BIMATA.ID, Jakarta- Ketua Yayasan Lembaga Konsumen Indonesia (YLKI) Tulus Abadi mendesak Pemerintah untuk mengkaji ulang kebijakan minyak goreng. Pasalnya, masalah minyak goreng tak kunjung selesai.
Menurutnya, kebijakan hilir yang dilakukan pemerintah untuk mengatasi kelangkaan dan harga melambung pada minyak goreng terbukti tidak efektif.
“Itu didasarkan dari hasil laporan dari berbagai yayasan lembaga konsumen di berbagai daerah dan juga dari informasi didapat dari Asosiasi Pedagang Pasar yang sempat bertemu. Para pedagang di pasar mengatakan bahwa stok tidak ada terus, Sehingga pemerintah jangan malu-malu untuk mengevaluasi kebijakannya tetapi jangan juga untuk coba-coba,” ujarnya, Minggu (13/02/2022).
Ketua YLKI ini menilai, selama ini kebijakan minyak goreng yang digodok Pemerintah semacam uji coba kepada masyarakat dan tidak transparan.
Adapun kebijakan pertama yang ditetapkan pemerintah adalah mengguyurkan minyak subsidi yang dijual ke masyarakat dengan harga Rp 14.000 per liter. Namun, belum sebulan kebijakan itu berjalan, kebijakan baru dikeluarkan kembali dan yang lama di cabut.

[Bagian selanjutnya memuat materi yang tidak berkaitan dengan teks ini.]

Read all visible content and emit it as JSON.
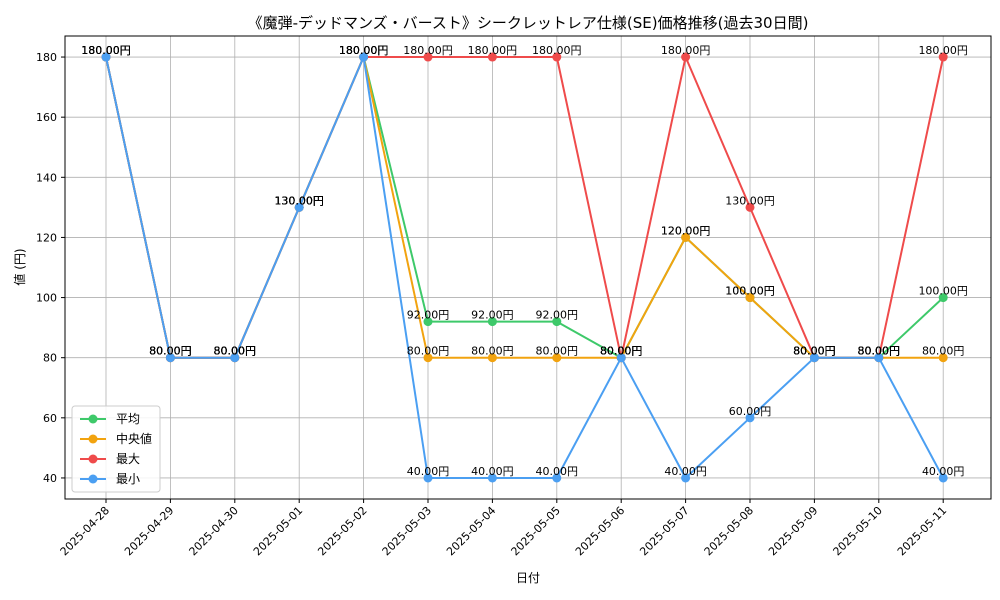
{
  "chart_data": {
    "type": "line",
    "title": "《魔弾-デッドマンズ・バースト》シークレットレア仕様(SE)価格推移(過去30日間)",
    "xlabel": "日付",
    "ylabel": "値 (円)",
    "categories": [
      "2025-04-28",
      "2025-04-29",
      "2025-04-30",
      "2025-05-01",
      "2025-05-02",
      "2025-05-03",
      "2025-05-04",
      "2025-05-05",
      "2025-05-06",
      "2025-05-07",
      "2025-05-08",
      "2025-05-09",
      "2025-05-10",
      "2025-05-11"
    ],
    "ylim": [
      33,
      187
    ],
    "yticks": [
      40,
      60,
      80,
      100,
      120,
      140,
      160,
      180
    ],
    "grid": true,
    "legend_position": "lower-left",
    "label_suffix": "円",
    "series": [
      {
        "name": "平均",
        "color": "#3ec96a",
        "values": [
          180,
          80,
          80,
          130,
          180,
          92,
          92,
          92,
          80,
          120,
          100,
          80,
          80,
          100
        ]
      },
      {
        "name": "中央値",
        "color": "#f2a30f",
        "values": [
          180,
          80,
          80,
          130,
          180,
          80,
          80,
          80,
          80,
          120,
          100,
          80,
          80,
          80
        ]
      },
      {
        "name": "最大",
        "color": "#ef4b4b",
        "values": [
          180,
          80,
          80,
          130,
          180,
          180,
          180,
          180,
          80,
          180,
          130,
          80,
          80,
          180
        ]
      },
      {
        "name": "最小",
        "color": "#4b9ff2",
        "values": [
          180,
          80,
          80,
          130,
          180,
          40,
          40,
          40,
          80,
          40,
          60,
          80,
          80,
          40
        ]
      }
    ]
  }
}
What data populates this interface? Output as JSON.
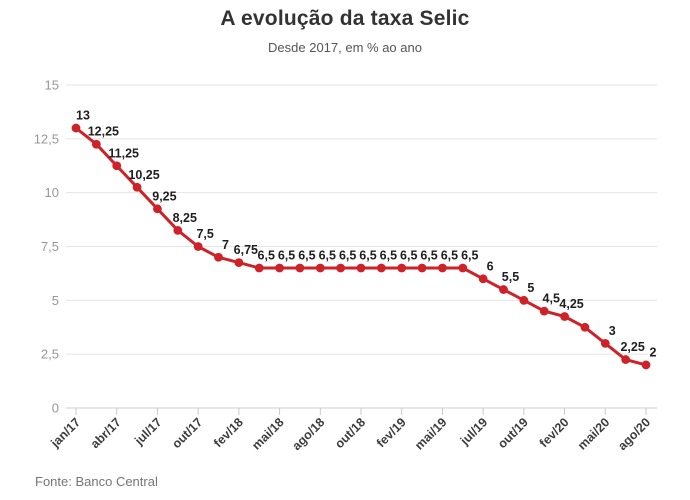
{
  "header": {
    "title": "A evolução da taxa Selic",
    "subtitle": "Desde 2017, em % ao ano"
  },
  "footer": {
    "source": "Fonte: Banco Central"
  },
  "chart_data": {
    "type": "line",
    "title": "A evolução da taxa Selic",
    "subtitle": "Desde 2017, em % ao ano",
    "source": "Fonte: Banco Central",
    "ylabel": "% ao ano",
    "ylim": [
      0,
      15
    ],
    "grid": true,
    "legend_position": "none",
    "decimal_format": "comma",
    "colors": {
      "series": "#cd2328",
      "grid": "#e4e4e4",
      "axis": "#cfcfcf",
      "tick": "#c8c8c8",
      "y_label": "#979797",
      "x_label": "#3d3d3d",
      "point_label": "#1f1f1f"
    },
    "y_ticks": [
      {
        "value": 0,
        "label": "0"
      },
      {
        "value": 2.5,
        "label": "2,5"
      },
      {
        "value": 5,
        "label": "5"
      },
      {
        "value": 7.5,
        "label": "7,5"
      },
      {
        "value": 10,
        "label": "10"
      },
      {
        "value": 12.5,
        "label": "12,5"
      },
      {
        "value": 15,
        "label": "15"
      }
    ],
    "x_tick_labels": [
      "jan/17",
      "abr/17",
      "jul/17",
      "out/17",
      "fev/18",
      "mai/18",
      "ago/18",
      "out/18",
      "fev/19",
      "mai/19",
      "jul/19",
      "out/19",
      "fev/20",
      "mai/20",
      "ago/20"
    ],
    "points": [
      {
        "value": 13,
        "label": "13",
        "tick": "jan/17"
      },
      {
        "value": 12.25,
        "label": "12,25"
      },
      {
        "value": 11.25,
        "label": "11,25",
        "tick": "abr/17"
      },
      {
        "value": 10.25,
        "label": "10,25"
      },
      {
        "value": 9.25,
        "label": "9,25",
        "tick": "jul/17"
      },
      {
        "value": 8.25,
        "label": "8,25"
      },
      {
        "value": 7.5,
        "label": "7,5",
        "tick": "out/17"
      },
      {
        "value": 7,
        "label": "7"
      },
      {
        "value": 6.75,
        "label": "6,75",
        "tick": "fev/18"
      },
      {
        "value": 6.5,
        "label": "6,5"
      },
      {
        "value": 6.5,
        "label": "6,5",
        "tick": "mai/18"
      },
      {
        "value": 6.5,
        "label": "6,5"
      },
      {
        "value": 6.5,
        "label": "6,5",
        "tick": "ago/18"
      },
      {
        "value": 6.5,
        "label": "6,5"
      },
      {
        "value": 6.5,
        "label": "6,5",
        "tick": "out/18"
      },
      {
        "value": 6.5,
        "label": "6,5"
      },
      {
        "value": 6.5,
        "label": "6,5",
        "tick": "fev/19"
      },
      {
        "value": 6.5,
        "label": "6,5"
      },
      {
        "value": 6.5,
        "label": "6,5",
        "tick": "mai/19"
      },
      {
        "value": 6.5,
        "label": "6,5"
      },
      {
        "value": 6,
        "label": "6",
        "tick": "jul/19"
      },
      {
        "value": 5.5,
        "label": "5,5"
      },
      {
        "value": 5,
        "label": "5",
        "tick": "out/19"
      },
      {
        "value": 4.5,
        "label": "4,5"
      },
      {
        "value": 4.25,
        "label": "4,25",
        "tick": "fev/20"
      },
      {
        "value": 3.75,
        "label": ""
      },
      {
        "value": 3,
        "label": "3",
        "tick": "mai/20"
      },
      {
        "value": 2.25,
        "label": "2,25"
      },
      {
        "value": 2,
        "label": "2",
        "tick": "ago/20"
      }
    ]
  }
}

Kebijakan kedua, Pemerintah mengeluarkan aturan kewajiban harga domestik (DMO) dan kewajiban pasar domestik (DPO) pada produk minyak sawit mentah (CPO). Mekanisme aturan DMO, yakni seluruh eksportir yang akan mengekspor wajib memasok minyak goreng ke dalam negeri sebesar 20%, dan DPO sebesar 9.300 per kilogram untuk CPO sementara 10.300 per kilogram untuk olein.
Kemudian, kebijakan ketiga, menetapkan harga eceran tertinggi (HET) minyak goreng terbaru yang berlaku sejak 1 Februari 2022.
Rinciannya, minyak goreng kemasan sederhana Rp 13.500/liter, minyak goreng kemasan premium Rp 14.000/liter, dan minyak goreng curah Rp 11.500/liter.